Agreed! Sometimes clients balk at first about asking employees and consultants to block their IP addresses, but once you show them how those clicks muddy your data, they typically find a way that works for their culture. #ContentChat https://t.co/jJTsl8v6sp

— Erika Heald | Content Marketing Consultant (@SFerika) January 24, 2022

Use Google Tag Manager to configure, deploy, and help organize all your code snippets. Google has a walkthrough to get you started.

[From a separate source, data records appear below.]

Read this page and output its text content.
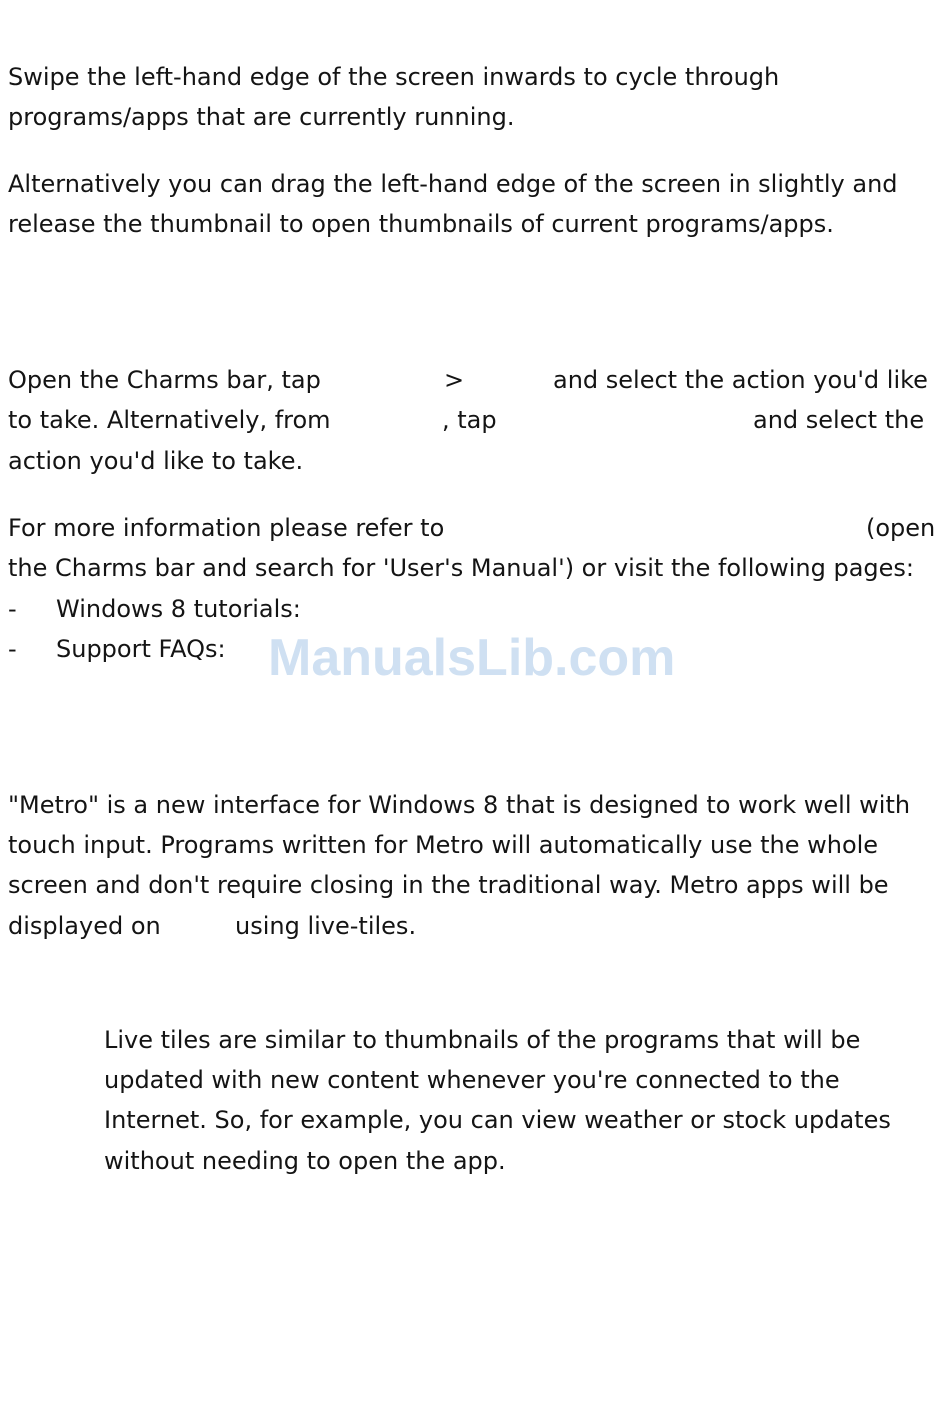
Swipe the left-hand edge of the screen inwards to cycle through
programs/apps that are currently running.
Alternatively you can drag the left-hand edge of the screen in slightly and
release the thumbnail to open thumbnails of current programs/apps.
Open the Charms bar, tap	>	and select the action you'd like
to take. Alternatively, from	, tap	and select the
action you'd like to take.
For more information please refer to	(open
the Charms bar and search for 'User's Manual') or visit the following pages:
- Windows 8 tutorials:
- Support FAQs: ManualsLib.com
"Metro" is a new interface for Windows 8 that is designed to work well with
touch input. Programs written for Metro will automatically use the whole
screen and don't require closing in the traditional way. Metro apps will be
displayed on	using live-tiles.
Live tiles are similar to thumbnails of the programs that will be
updated with new content whenever you're connected to the
Internet. So, for example, you can view weather or stock updates
without needing to open the app.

What about Google Tag Manager? Is it something content marketers need to be putting into place?#ContentChat

— Erika Heald | Content Marketing Consultant (@SFerika) January 24, 2022

I looooove tag manager. If you’re serious about analytics at all, I recommend going for it! Some aspects do need help from a developer – but so does installing analytics on the site anyway. Learn more about how to get started here: https://t.co/uIc55vpD9Z #ContentChat

— Karen Hopper got vaxxed and so should you 💅 (@nochillfilter) January 24, 2022

Definately. This is also a deep dive thing to learn to get all the options of it. But the basics are straight forward, easy to learn and so helpful to organize all the little code snippets from your favorite #onlinemarketing without coding 😀#Contentchat

— Christian Lipp 🌱 (@SEMgalore) January 24, 2022

GA4 will become the main version of Google Analytics for most teams in the future. However, GA4 is still missing many of the third party API connections.

Have you transitioned any clients to GA4? If yes, how has that gone? Any tips? #ContentChat

— Melanie Graham (@WriterGirlMel) January 24, 2022

I have to chime in on this to note I had a client start a new website using it and none of my 3rd party tools could connect with that data. I am guessing that will change soon? #ContentChat

— Erika Heald | Content Marketing Consultant (@SFerika) January 24, 2022

It’s a completely different platform, and the backend is similarly structured differently. It’s going to take a little while for third party APIs to catch up – one of the reasons my clients are holding off.